Begeistert erzählte ich meinen Bürokollegen davon. „Wenn ich ganz ehrlich bin, würde ich mir auch so einen Dampfablasser wünschen“, erzählte ich etwas zu ehrlich und zu naiv in die Runde. „Und wenn ich noch ehrlicher bin, hätte ich am liebsten eine Matratze, in die ich wild drauflos mit einem spitzen Gegenstand reinstechen könnte, wenn sich bei mir wieder einmal alles so staut.“

Ihr hättet die Gesichter meiner Kollegen sehen sollen, Ihr hättet sehen sollen, mit was für Augen mich die Runde angestarrt hat. Als hätte ich soeben eine Greueltat gestanden.

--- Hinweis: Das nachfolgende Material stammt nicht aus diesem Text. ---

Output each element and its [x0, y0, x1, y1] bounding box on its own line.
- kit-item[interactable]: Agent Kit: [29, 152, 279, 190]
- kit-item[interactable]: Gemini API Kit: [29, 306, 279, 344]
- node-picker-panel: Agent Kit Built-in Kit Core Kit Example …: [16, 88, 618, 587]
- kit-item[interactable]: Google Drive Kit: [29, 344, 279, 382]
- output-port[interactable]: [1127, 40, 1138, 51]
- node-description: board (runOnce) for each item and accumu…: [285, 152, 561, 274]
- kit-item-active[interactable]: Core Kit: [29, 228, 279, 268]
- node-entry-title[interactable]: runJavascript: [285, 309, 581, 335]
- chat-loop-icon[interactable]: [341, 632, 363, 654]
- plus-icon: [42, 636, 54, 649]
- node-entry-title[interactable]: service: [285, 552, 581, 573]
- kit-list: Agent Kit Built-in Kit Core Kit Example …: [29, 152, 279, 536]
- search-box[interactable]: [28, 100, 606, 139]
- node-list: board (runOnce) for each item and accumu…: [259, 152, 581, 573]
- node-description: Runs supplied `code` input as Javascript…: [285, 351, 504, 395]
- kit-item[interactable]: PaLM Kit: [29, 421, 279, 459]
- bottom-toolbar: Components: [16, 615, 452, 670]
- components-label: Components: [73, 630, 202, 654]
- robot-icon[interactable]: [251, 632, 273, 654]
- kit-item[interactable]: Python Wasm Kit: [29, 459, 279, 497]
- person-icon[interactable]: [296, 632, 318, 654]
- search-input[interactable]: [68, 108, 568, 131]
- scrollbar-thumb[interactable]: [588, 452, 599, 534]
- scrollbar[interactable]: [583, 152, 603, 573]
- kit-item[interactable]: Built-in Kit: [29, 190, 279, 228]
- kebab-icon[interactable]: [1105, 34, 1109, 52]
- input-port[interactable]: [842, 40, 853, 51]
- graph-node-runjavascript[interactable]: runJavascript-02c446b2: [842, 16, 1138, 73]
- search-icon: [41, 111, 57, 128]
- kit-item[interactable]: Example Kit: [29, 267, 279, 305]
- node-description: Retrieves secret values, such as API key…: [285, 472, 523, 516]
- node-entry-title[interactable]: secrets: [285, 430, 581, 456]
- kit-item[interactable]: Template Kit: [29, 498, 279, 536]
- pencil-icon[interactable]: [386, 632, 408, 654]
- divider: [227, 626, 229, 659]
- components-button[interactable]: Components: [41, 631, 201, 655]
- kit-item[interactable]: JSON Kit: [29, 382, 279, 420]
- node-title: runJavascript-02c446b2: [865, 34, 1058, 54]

Dabei weiss ich von anderen Eltern, dass auch ihr Aggressionspotenzial nach verschiedensten Arten der Linderung sucht: für die eine Mutter mag eine Yoga-Übung oder das Kneten eines Anti-Stressballs das Richtige sein, eine andere aber kann so richtig Lust bekommen zuzubeissen, wiederum eine andere würde am liebsten Küchenkästen oder Türen so fest zuknallen, dass das Haus nur so erzittert, während eine andere die Lust überkommt, Gegenstände zu zerschlagen oder – mangels Boxsack – in ein Kissen zu hauen.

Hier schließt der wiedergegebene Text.